Baskin (Can Evrenol, 2015, Turquía & EE.UU.)

«Baskin»: érase una vez la terrorífica metáfora política turca

Cartel de Baskin (Can Evrenol, 2015, Turquía & EE.UU.)
Cartel de Baskin (Can Evrenol, 2015, Turquía & EE.UU.)

Año: 2015
País: Turquía & EE.UU.
Dirección: Can Evrenol
Guion: Ogulcan Eren Akay, Can Evrenol, Cem Ozuduru & Ercin Sadikoglu
Producción: Todd Brown, Muge Buyuktalas & Mike Hostench
Fotografía: Alp Korfali
Montaje: Erkan Ozekan
Música: Ulas Pakkan
Diseño de producción: Sila Karakaya
Vestuario: Sinan Saraçoglu
Reparto: Mehmet Cerrahoglu, Gorkem Kasal, Ergun Kuyucu, Muharrem Bayrak, Fatih Dokgöz, Sebahattin Yakut, Berat Efe Parlar, Sevket Suha Tezel, Seyuthan Özdemir, Sevinc Kaya, Mümin Kaar, Fulya Peker, Fadik Bülbül, Elif Dag…

Es una verdadera pena que sigamos invadidos por el cine estadounidense, no ya sólo del que viene de Hollywood, sino de todo aquel que se rueda en inglés, en general. Menos mal que nos quedan los festivales de cine, que en ocasiones nos descubren a cineastas de países de países que estando muy cerca geográficamente, apenas nos llegan ejemplos de su cinematografía. Obras que aparentemente mantienen sus vínculos con el cine que viene de occidente, en las que consiguen mantener sus propias señas de identidad y en las que cuentan más de lo que muestran.

Cortometraje antes que largometraje, Can Evrenol no esconde sus eclécticas influencias, que oscilan entre Pesadilla en Elm street (A nightmare on Elm street, Wes Craven, 1984, EE.UU.), Hellraiser (Clive Barker, 1987, Reino Unido), Apocalypse now (Francis Ford Coppola, 1979, EE.UU.), The descent (Neill Marshall, 2005), En busca del fuego (La guerre du feuJean-Jacques Annaud, 1981, Francia & Canadá) o Sólo Dios perdona (Only God forgives, Nicolas Winding Refn, 2013, Dinamarca, Francia, Suecia & EE.UU.), que se incorporan a la idiosincrasia de su propia cultura, la turca, a mitad de camino entre oriente y occidente.
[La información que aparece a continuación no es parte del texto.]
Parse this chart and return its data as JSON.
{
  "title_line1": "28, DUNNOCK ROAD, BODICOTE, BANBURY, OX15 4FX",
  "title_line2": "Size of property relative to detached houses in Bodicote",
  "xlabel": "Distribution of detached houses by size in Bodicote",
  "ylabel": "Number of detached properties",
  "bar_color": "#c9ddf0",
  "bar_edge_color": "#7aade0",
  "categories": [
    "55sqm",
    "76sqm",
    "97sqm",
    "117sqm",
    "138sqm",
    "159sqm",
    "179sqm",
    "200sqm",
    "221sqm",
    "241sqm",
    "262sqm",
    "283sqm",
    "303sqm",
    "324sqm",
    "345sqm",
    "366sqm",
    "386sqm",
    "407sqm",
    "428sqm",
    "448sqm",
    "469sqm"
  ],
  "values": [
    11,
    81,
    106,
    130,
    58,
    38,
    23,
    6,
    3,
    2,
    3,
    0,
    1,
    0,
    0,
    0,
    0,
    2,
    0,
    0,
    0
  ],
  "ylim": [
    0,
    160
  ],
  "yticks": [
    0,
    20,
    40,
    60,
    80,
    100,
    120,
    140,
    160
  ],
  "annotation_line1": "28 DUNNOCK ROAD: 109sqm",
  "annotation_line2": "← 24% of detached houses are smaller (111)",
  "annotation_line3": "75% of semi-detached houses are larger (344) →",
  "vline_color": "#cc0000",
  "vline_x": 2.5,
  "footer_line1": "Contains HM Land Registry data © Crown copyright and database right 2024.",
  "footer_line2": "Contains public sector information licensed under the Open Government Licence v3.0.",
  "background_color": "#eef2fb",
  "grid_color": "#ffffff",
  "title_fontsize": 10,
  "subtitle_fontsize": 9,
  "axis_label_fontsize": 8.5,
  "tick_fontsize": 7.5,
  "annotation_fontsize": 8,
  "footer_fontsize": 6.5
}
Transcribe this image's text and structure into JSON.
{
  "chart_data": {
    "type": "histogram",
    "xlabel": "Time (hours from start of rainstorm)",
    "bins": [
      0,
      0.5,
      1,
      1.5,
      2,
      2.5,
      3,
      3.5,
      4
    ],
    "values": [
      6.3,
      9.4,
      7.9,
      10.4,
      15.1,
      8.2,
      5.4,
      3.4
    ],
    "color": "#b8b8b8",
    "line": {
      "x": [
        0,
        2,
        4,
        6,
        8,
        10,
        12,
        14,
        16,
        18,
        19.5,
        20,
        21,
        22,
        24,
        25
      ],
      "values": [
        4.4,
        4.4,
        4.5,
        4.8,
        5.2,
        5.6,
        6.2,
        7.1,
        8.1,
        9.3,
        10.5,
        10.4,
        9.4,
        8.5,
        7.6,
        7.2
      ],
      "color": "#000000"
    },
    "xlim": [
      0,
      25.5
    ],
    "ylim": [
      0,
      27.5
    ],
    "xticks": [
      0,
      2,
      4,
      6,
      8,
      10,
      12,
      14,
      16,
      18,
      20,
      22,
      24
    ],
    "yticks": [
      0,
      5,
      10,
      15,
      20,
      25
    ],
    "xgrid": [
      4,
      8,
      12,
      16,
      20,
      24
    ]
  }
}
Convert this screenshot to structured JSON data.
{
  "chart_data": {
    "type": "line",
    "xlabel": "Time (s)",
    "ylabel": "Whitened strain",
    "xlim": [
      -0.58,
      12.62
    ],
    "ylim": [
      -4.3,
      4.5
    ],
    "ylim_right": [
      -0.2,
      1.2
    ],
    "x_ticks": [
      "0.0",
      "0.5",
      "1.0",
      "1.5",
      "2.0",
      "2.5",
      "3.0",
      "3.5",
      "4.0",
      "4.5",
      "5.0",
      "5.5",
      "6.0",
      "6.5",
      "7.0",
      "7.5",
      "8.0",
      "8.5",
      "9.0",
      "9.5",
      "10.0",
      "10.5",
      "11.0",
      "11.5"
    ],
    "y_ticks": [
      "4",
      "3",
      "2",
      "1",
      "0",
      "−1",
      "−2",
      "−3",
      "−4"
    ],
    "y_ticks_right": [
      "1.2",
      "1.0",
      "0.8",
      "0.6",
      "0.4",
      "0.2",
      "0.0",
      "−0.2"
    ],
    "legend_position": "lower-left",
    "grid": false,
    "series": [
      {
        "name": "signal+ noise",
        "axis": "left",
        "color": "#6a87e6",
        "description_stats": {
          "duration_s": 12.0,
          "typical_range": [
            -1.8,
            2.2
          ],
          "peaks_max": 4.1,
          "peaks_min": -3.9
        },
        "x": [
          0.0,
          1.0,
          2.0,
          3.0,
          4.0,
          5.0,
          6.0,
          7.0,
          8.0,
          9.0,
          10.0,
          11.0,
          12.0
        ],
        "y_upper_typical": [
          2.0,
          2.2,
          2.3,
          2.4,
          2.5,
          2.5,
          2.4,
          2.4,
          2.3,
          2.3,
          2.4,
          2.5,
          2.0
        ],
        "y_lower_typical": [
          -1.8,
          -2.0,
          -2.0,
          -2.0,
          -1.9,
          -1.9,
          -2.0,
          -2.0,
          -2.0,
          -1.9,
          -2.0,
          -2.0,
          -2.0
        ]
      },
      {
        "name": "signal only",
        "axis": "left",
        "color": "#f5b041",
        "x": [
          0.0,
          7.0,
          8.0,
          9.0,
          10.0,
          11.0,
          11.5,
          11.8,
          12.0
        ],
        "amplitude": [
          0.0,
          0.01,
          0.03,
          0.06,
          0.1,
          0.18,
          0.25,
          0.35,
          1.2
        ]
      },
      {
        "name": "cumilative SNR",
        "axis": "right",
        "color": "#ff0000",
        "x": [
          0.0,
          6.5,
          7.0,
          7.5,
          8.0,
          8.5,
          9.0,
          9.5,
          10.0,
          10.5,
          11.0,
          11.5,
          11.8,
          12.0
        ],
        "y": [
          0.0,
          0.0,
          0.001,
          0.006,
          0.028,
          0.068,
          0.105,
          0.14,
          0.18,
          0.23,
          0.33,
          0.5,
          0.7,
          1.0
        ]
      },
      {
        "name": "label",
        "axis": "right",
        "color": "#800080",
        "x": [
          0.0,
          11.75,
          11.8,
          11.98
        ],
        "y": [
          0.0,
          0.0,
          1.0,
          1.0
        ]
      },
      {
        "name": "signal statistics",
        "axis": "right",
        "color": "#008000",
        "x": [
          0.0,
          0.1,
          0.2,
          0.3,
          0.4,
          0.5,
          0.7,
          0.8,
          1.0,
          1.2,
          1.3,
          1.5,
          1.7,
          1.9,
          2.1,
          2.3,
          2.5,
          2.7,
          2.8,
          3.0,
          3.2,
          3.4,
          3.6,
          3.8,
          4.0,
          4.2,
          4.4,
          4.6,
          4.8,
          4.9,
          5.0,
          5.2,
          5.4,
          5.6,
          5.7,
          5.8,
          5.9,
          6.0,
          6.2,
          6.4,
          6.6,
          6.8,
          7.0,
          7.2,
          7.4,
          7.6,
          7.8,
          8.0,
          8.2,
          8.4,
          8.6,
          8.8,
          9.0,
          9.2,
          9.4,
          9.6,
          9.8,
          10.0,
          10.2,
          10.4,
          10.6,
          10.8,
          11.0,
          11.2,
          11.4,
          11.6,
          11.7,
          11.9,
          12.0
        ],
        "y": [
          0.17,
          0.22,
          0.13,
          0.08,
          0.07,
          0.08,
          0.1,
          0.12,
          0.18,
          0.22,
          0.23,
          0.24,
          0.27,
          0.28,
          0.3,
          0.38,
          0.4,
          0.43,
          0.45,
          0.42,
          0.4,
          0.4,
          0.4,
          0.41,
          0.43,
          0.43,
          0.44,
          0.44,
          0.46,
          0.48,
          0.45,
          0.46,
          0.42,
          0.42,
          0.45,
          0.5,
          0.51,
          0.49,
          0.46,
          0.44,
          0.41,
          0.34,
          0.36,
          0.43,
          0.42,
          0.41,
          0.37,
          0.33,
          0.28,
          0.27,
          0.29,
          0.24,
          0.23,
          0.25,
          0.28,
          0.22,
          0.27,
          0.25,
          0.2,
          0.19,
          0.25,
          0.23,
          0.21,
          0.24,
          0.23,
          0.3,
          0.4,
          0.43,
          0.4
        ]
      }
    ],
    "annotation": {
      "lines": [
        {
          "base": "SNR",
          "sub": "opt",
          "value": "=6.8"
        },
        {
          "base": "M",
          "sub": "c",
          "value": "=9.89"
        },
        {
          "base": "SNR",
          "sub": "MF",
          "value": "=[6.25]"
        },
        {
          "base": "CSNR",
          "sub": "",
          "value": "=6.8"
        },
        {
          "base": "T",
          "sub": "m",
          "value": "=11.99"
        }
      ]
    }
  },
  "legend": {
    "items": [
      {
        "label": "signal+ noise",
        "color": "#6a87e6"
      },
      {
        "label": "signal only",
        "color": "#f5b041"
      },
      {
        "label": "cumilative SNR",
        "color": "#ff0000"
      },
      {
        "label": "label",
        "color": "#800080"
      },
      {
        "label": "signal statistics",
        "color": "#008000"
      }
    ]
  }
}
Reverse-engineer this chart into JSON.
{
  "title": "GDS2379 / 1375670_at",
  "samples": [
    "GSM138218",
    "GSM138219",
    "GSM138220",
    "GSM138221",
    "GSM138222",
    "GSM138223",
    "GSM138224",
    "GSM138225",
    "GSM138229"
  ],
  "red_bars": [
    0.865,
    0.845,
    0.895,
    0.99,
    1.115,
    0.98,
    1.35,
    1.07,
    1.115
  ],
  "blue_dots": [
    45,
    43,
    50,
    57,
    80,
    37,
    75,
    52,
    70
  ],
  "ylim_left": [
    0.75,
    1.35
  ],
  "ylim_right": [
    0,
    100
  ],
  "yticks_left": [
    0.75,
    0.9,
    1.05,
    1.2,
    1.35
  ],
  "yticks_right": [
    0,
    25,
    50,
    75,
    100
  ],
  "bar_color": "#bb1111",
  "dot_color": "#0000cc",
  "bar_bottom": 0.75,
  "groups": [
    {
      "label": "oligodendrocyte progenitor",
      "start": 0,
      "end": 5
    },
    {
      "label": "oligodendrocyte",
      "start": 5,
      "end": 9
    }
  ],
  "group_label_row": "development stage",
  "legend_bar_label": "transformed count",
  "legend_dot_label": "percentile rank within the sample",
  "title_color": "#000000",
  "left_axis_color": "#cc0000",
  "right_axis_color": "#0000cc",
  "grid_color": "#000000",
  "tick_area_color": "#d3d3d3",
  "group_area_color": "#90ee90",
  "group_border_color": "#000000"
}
Quizás por eso consigue con tanta habilidad situarnos en un mundo intermedio, que no sabemos si es real, imaginario o una retorcida dimensión desconocida, la de la clave política.

La misma dimensión en la que el pasado 15 de julio nos ponía ese golpe de estado, que ya no se sabe si fue fallido o provocado por el propio presidente turco, Recep Tayyip Erdogan, para afianzar su poder como si se tratara de Baba, ese psicótico líder sexual al que todos adoran como si estuvieran absolutamente poseídos de la misma manera que la gente salía a las calles a demostrar su apoyo al presidente turco. Sin duda Evrenol se adelantaba a esta situación, pero es que quizás no sea casual que los protagonistas de su película sean un grupo de policías que, a primera vista, antes de que sepamos que efectivamente son representantes de la ley, no parecen ora cosa que una banda de delincuentes comunes. Si en la primera parte de la película parece que asistimos a una versión en clave terrorífica de la magnífica Érase una vez en Anatolia (Bir Zamanlar Anadolu’da, Nuri Bilge Ceylan, 2011, Turquía & Bosnia y Herzegovina), cuando ya nos tiene bien situados, o convenientemente descolocados, nos arrastra por el sendero de la angustia y la desesperación a lo largo de un infierno gore por los oscuros y retorcidos túneles de la mente. Un contexto que quizás sea más político que terrorífico verdaderamente.